Тамара Каленова - Университетская роща
— Заблуждаетесь, уважаемый Эраст Гаврилович, человеку всегда угодно лишь то, к чему его подвигнул господь. Талант и гениальность человека есть не что иное как проявление духовной силы, дарованной свыше… Кстати, отчего это вас, уважаемый Эраст Гаврилович, опять не было во время воскресного богослужения? И студентов ваших?
— На операции задержался, — повинился Салищев, безбоязненно глядя Дмитрию Никаноровичу прямо в глаза. — И студентов не отпустил. Нужны были.
— Грешно, Эраст Гаврилович, — попенял ему настоятель. — Добро бы студент, мальчишка безбородый, а то ведь солидный профессор, ученый — и так рассуждаете!
— Грешно, священноучитель, — согласился Салищев. — Да что поделаешь, безысходное создалось положеньице: либо человечка больного отпевать, либо воскресную службу пропускать…
— Ну, ну, — миролюбиво закончил разговор Беликов. — В следующий раз литургию сманкируете — донесу, — и, обращаясь к Крылову, добавил: — И про вас донесу, Порфирий Никитич, уж не обессудьте. Негоже сие: на червей тратить время, а для Бога скупиться…
Беликов окинул «матерьялистов» строгим взором и величественно удалился.
Переглянувшись, Крылов и Салищев дружно рассмеялись. Много лет строжится Дмитрий Никанорович, приучая томских профессоров к богопочтению, даже специальную книжицу завел, в которую вписывает фамилии тех, кто, подобно нерадивым гимназистам, сбегает с обедни или заутрени, — да ничего у него не получается. Уж разве что по распоряжению самого господина попечителя извещение-лист принесут и заставят в нем расписаться… Не боятся его томские ученые, хоть ты им что! Борода апостольская, а усок — дьявольский, все по-своему норовят…

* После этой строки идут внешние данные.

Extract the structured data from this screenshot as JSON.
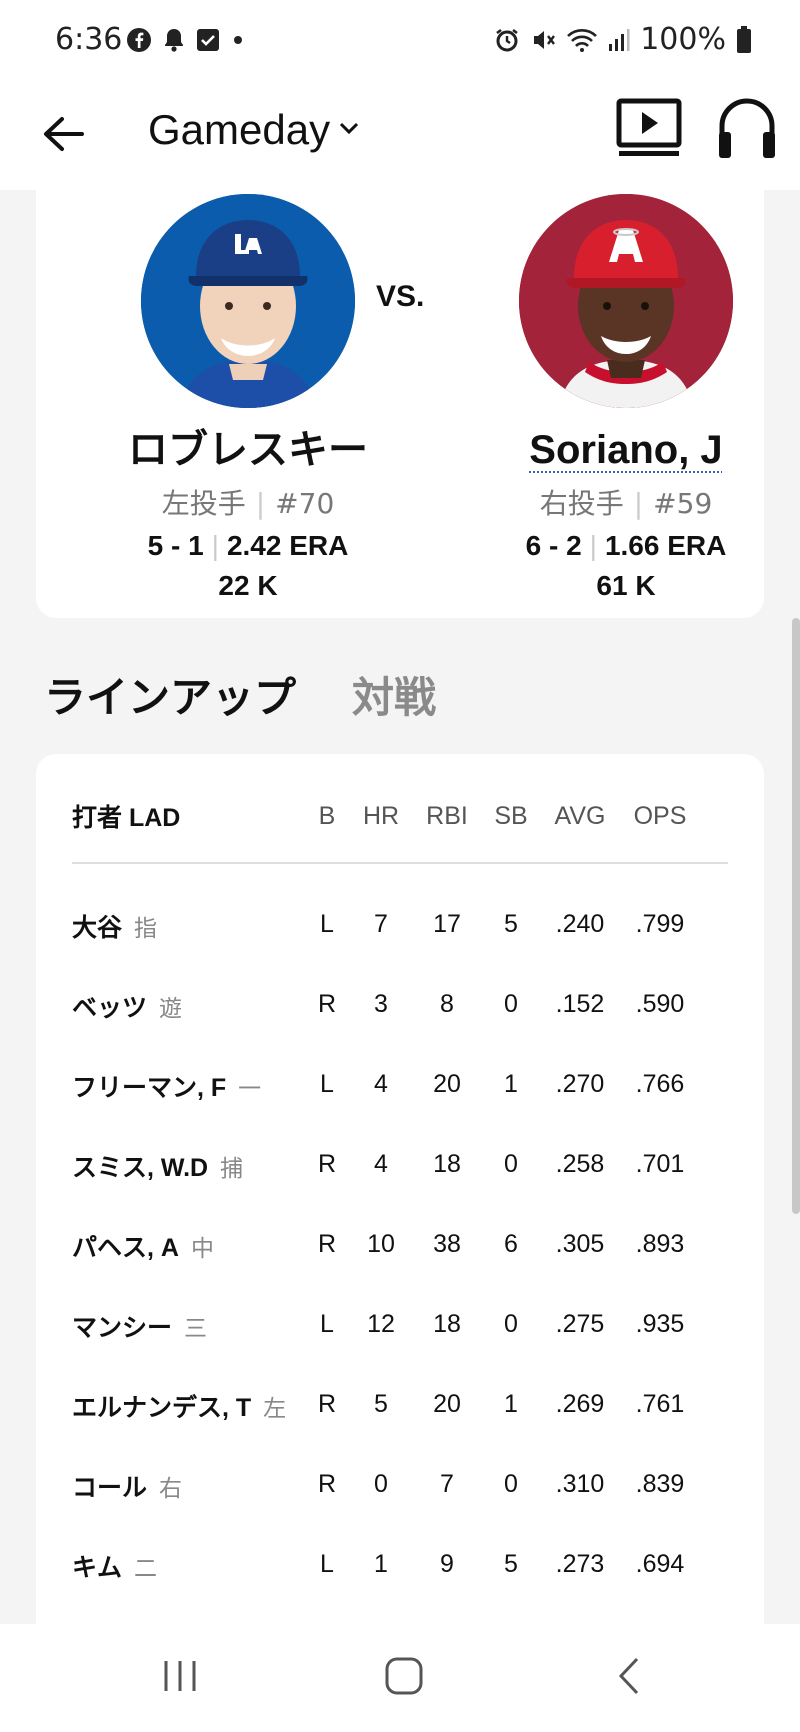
{
  "status_bar": {
    "time": "6:36",
    "battery": "100%"
  },
  "app_bar": {
    "title": "Gameday"
  },
  "matchup": {
    "vs": "VS.",
    "away_pitcher": {
      "name": "ロブレスキー",
      "hand": "左投手",
      "number": "#70",
      "record": "5 - 1",
      "era": "2.42 ERA",
      "strikeouts": "22 K",
      "team_color": "#0b5cad"
    },
    "home_pitcher": {
      "name": "Soriano, J",
      "hand": "右投手",
      "number": "#59",
      "record": "6 - 2",
      "era": "1.66 ERA",
      "strikeouts": "61 K",
      "team_color": "#a2233a"
    }
  },
  "tabs": [
    {
      "label": "ラインアップ",
      "active": true
    },
    {
      "label": "対戦",
      "active": false
    }
  ],
  "lineup": {
    "header": {
      "batter": "打者 LAD",
      "b": "B",
      "hr": "HR",
      "rbi": "RBI",
      "sb": "SB",
      "avg": "AVG",
      "ops": "OPS"
    },
    "rows": [
      {
        "name": "大谷",
        "pos": "指",
        "b": "L",
        "hr": "7",
        "rbi": "17",
        "sb": "5",
        "avg": ".240",
        "ops": ".799"
      },
      {
        "name": "ベッツ",
        "pos": "遊",
        "b": "R",
        "hr": "3",
        "rbi": "8",
        "sb": "0",
        "avg": ".152",
        "ops": ".590"
      },
      {
        "name": "フリーマン, F",
        "pos": "一",
        "b": "L",
        "hr": "4",
        "rbi": "20",
        "sb": "1",
        "avg": ".270",
        "ops": ".766"
      },
      {
        "name": "スミス, W.D",
        "pos": "捕",
        "b": "R",
        "hr": "4",
        "rbi": "18",
        "sb": "0",
        "avg": ".258",
        "ops": ".701"
      },
      {
        "name": "パヘス, A",
        "pos": "中",
        "b": "R",
        "hr": "10",
        "rbi": "38",
        "sb": "6",
        "avg": ".305",
        "ops": ".893"
      },
      {
        "name": "マンシー",
        "pos": "三",
        "b": "L",
        "hr": "12",
        "rbi": "18",
        "sb": "0",
        "avg": ".275",
        "ops": ".935"
      },
      {
        "name": "エルナンデス, T",
        "pos": "左",
        "b": "R",
        "hr": "5",
        "rbi": "20",
        "sb": "1",
        "avg": ".269",
        "ops": ".761"
      },
      {
        "name": "コール",
        "pos": "右",
        "b": "R",
        "hr": "0",
        "rbi": "7",
        "sb": "0",
        "avg": ".310",
        "ops": ".839"
      },
      {
        "name": "キム",
        "pos": "二",
        "b": "L",
        "hr": "1",
        "rbi": "9",
        "sb": "5",
        "avg": ".273",
        "ops": ".694"
      }
    ]
  },
  "colors": {
    "background": "#f4f4f4",
    "card": "#ffffff",
    "inactive_tab": "#8a8a8a"
  },
  "icons": [
    "facebook-icon",
    "bell-icon",
    "checkbox-icon",
    "dot-icon",
    "alarm-icon",
    "mute-icon",
    "wifi-icon",
    "signal-icon",
    "battery-icon",
    "back-arrow-icon",
    "chevron-down-icon",
    "tv-play-icon",
    "headphones-icon",
    "recent-apps-icon",
    "home-icon",
    "nav-back-icon"
  ]
}
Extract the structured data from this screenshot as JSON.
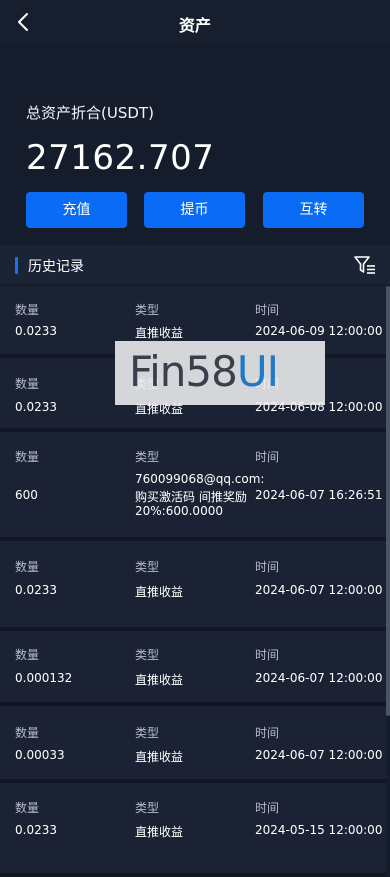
{
  "header": {
    "title": "资产"
  },
  "summary": {
    "label": "总资产折合(USDT)",
    "value": "27162.707"
  },
  "actions": {
    "deposit": "充值",
    "withdraw": "提币",
    "transfer": "互转"
  },
  "history": {
    "title": "历史记录"
  },
  "columns": {
    "amount": "数量",
    "type": "类型",
    "time": "时间"
  },
  "records": [
    {
      "amount": "0.0233",
      "type": "直推收益",
      "time": "2024-06-09 12:00:00"
    },
    {
      "amount": "0.0233",
      "type": "直推收益",
      "time": "2024-06-08 12:00:00"
    },
    {
      "amount": "600",
      "type_lines": [
        "760099068@qq.com:",
        "购买激活码 间推奖励",
        "20%:600.0000"
      ],
      "time": "2024-06-07 16:26:51"
    },
    {
      "amount": "0.0233",
      "type": "直推收益",
      "time": "2024-06-07 12:00:00"
    },
    {
      "amount": "0.000132",
      "type": "直推收益",
      "time": "2024-06-07 12:00:00"
    },
    {
      "amount": "0.00033",
      "type": "直推收益",
      "time": "2024-06-07 12:00:00"
    },
    {
      "amount": "0.0233",
      "type": "直推收益",
      "time": "2024-05-15 12:00:00"
    }
  ],
  "watermark": {
    "part1": "Fin58",
    "part2": "UI"
  },
  "icons": {
    "back": "chevron-left-icon",
    "filter": "filter-list-icon"
  },
  "colors": {
    "accent": "#0a6cf5",
    "background": "#151d2c",
    "card": "#1a2233"
  }
}
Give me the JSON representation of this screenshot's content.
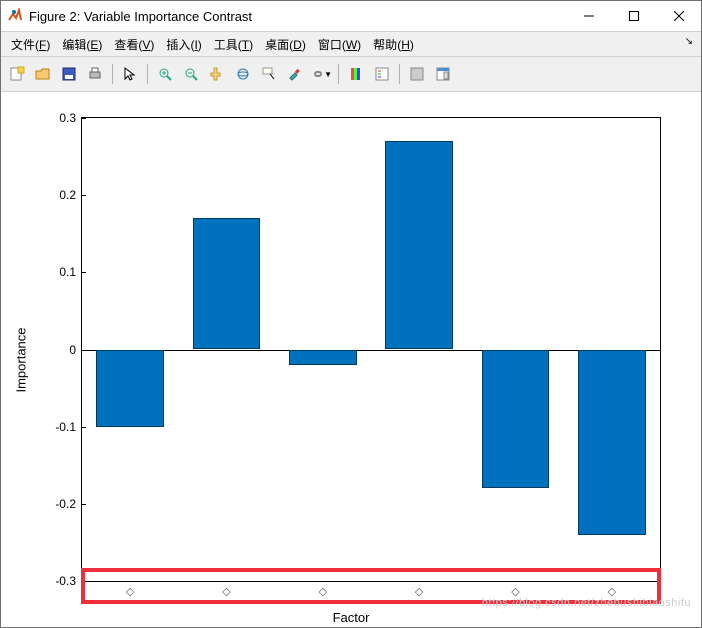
{
  "window": {
    "title": "Figure 2: Variable Importance Contrast"
  },
  "menu": {
    "file": {
      "label": "文件",
      "hot": "F"
    },
    "edit": {
      "label": "编辑",
      "hot": "E"
    },
    "view": {
      "label": "查看",
      "hot": "V"
    },
    "insert": {
      "label": "插入",
      "hot": "I"
    },
    "tools": {
      "label": "工具",
      "hot": "T"
    },
    "desktop": {
      "label": "桌面",
      "hot": "D"
    },
    "windowm": {
      "label": "窗口",
      "hot": "W"
    },
    "help": {
      "label": "帮助",
      "hot": "H"
    }
  },
  "toolbar": {
    "new": "new-figure",
    "open": "open",
    "save": "save",
    "print": "print",
    "pointer": "pointer",
    "zoomin": "zoom-in",
    "zoomout": "zoom-out",
    "pan": "pan",
    "rotate": "rotate-3d",
    "datacursor": "data-cursor",
    "brush": "brush",
    "link": "link-plots",
    "colorbar": "insert-colorbar",
    "legend": "insert-legend",
    "hide": "hide-tools",
    "dock": "dock-figure"
  },
  "chart_data": {
    "type": "bar",
    "categories": [
      "◇",
      "◇",
      "◇",
      "◇",
      "◇",
      "◇"
    ],
    "values": [
      -0.1,
      0.17,
      -0.02,
      0.27,
      -0.18,
      -0.24
    ],
    "xlabel": "Factor",
    "ylabel": "Importance",
    "ylim": [
      -0.3,
      0.3
    ],
    "yticks": [
      -0.3,
      -0.2,
      -0.1,
      0,
      0.1,
      0.2,
      0.3
    ],
    "ytick_labels": [
      "-0.3",
      "-0.2",
      "-0.1",
      "0",
      "0.1",
      "0.2",
      "0.3"
    ]
  },
  "watermark": "https://blog.csdn.net/zhebushibiaoshifu"
}
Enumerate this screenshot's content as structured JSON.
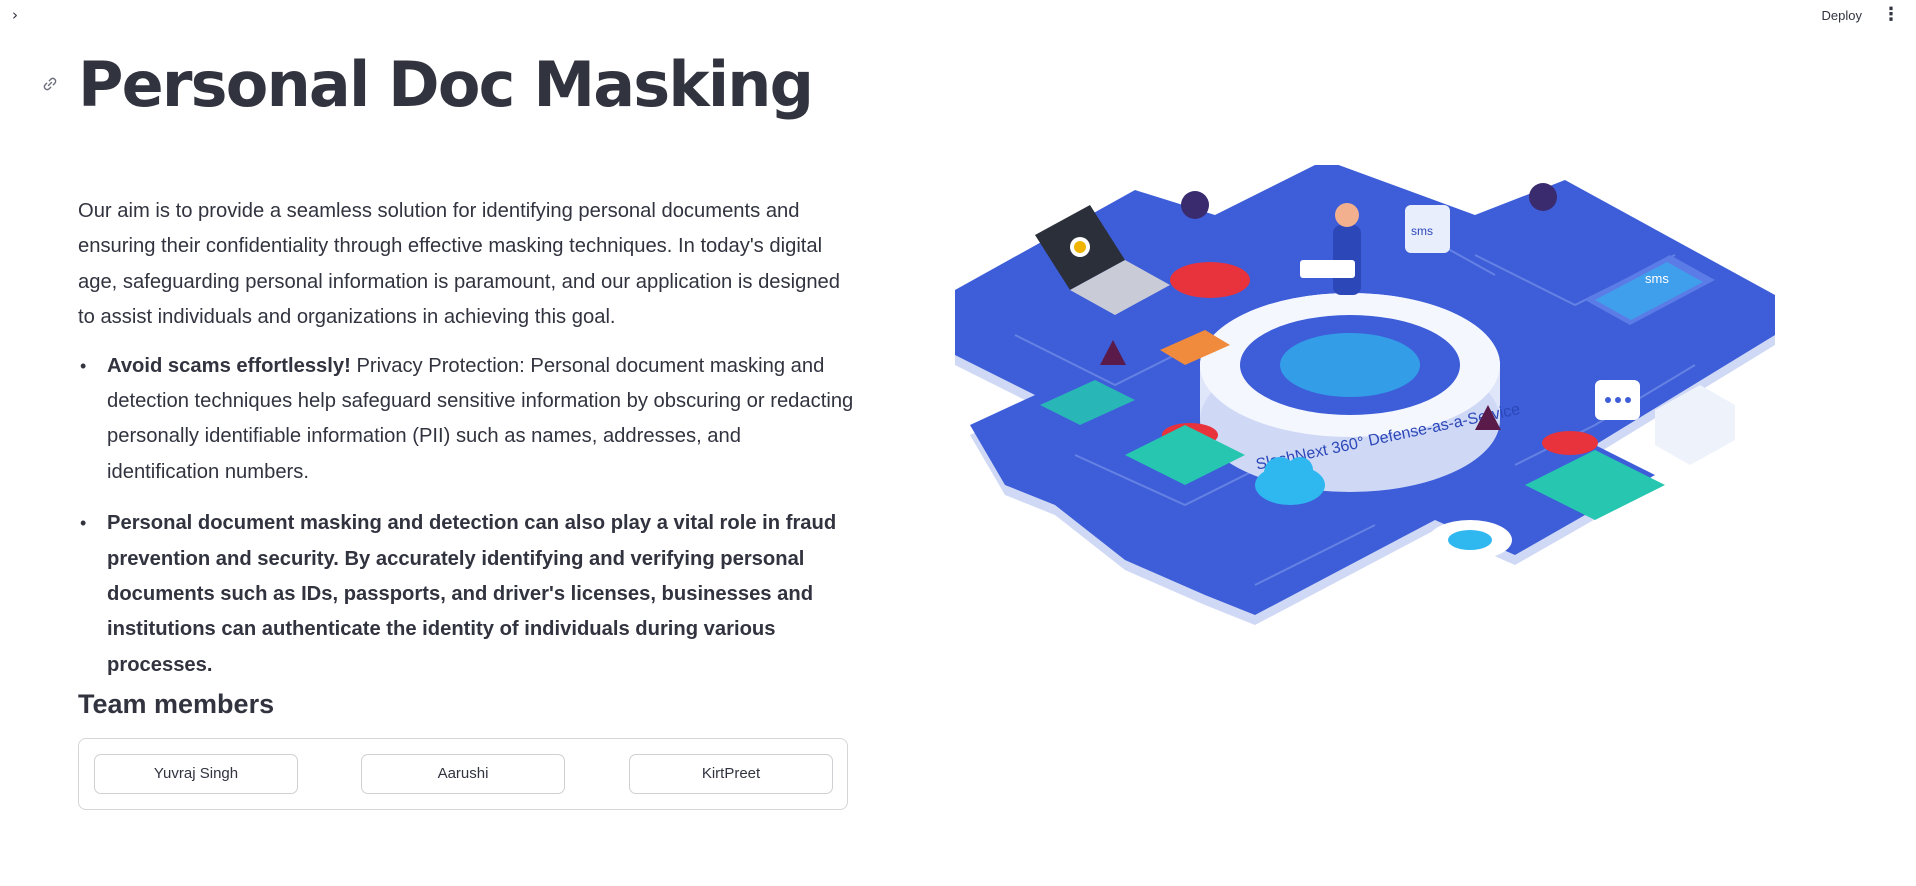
{
  "topbar": {
    "sidebar_toggle_glyph": "›",
    "deploy_label": "Deploy",
    "menu_glyph": "⋮"
  },
  "page": {
    "title": "Personal Doc Masking",
    "intro": "Our aim is to provide a seamless solution for identifying personal documents and ensuring their confidentiality through effective masking techniques. In today's digital age, safeguarding personal information is paramount, and our application is designed to assist individuals and organizations in achieving this goal.",
    "bullets": [
      {
        "bold": "Avoid scams effortlessly!",
        "text": " Privacy Protection: Personal document masking and detection techniques help safeguard sensitive information by obscuring or redacting personally identifiable information (PII) such as names, addresses, and identification numbers."
      },
      {
        "bold": "Personal document masking and detection can also play a vital role in fraud prevention and security. By accurately identifying and verifying personal documents such as IDs, passports, and driver's licenses, businesses and institutions can authenticate the identity of individuals during various processes.",
        "text": ""
      }
    ],
    "team_heading": "Team members",
    "team_members": [
      "Yuvraj Singh",
      "Aarushi",
      "KirtPreet"
    ]
  },
  "illustration": {
    "ring_label": "SlashNext 360° Defense-as-a-Service",
    "app_labels": [
      "sms",
      "sms"
    ],
    "colors": {
      "platform": "#3d5ed8",
      "platform_edge": "#b8c6f0",
      "alert_red": "#e8333c",
      "accent_teal": "#26c6b0",
      "cloud_blue": "#2fb8f0"
    }
  }
}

А шелкопряды меж тем росли и росли. Четыре линьки миновали. Окукливаться начали. К этому моменту, очень важному для успешного завершения эксперимента, Крылов подготовился заранее: навтыкал повсюду на этажерке прутики. Гусеницы сначала не обращали на них никакого внимания, а потом в один прекрасный день, словно по команде, начали дружно переползать на эти прутики, устраиваться поудобнее. Устроились — и давай из себя шелковую нить гнать да ею обматываться. Коконы получались почему-то двух цветов — розового и голубоватого. Очень красивые.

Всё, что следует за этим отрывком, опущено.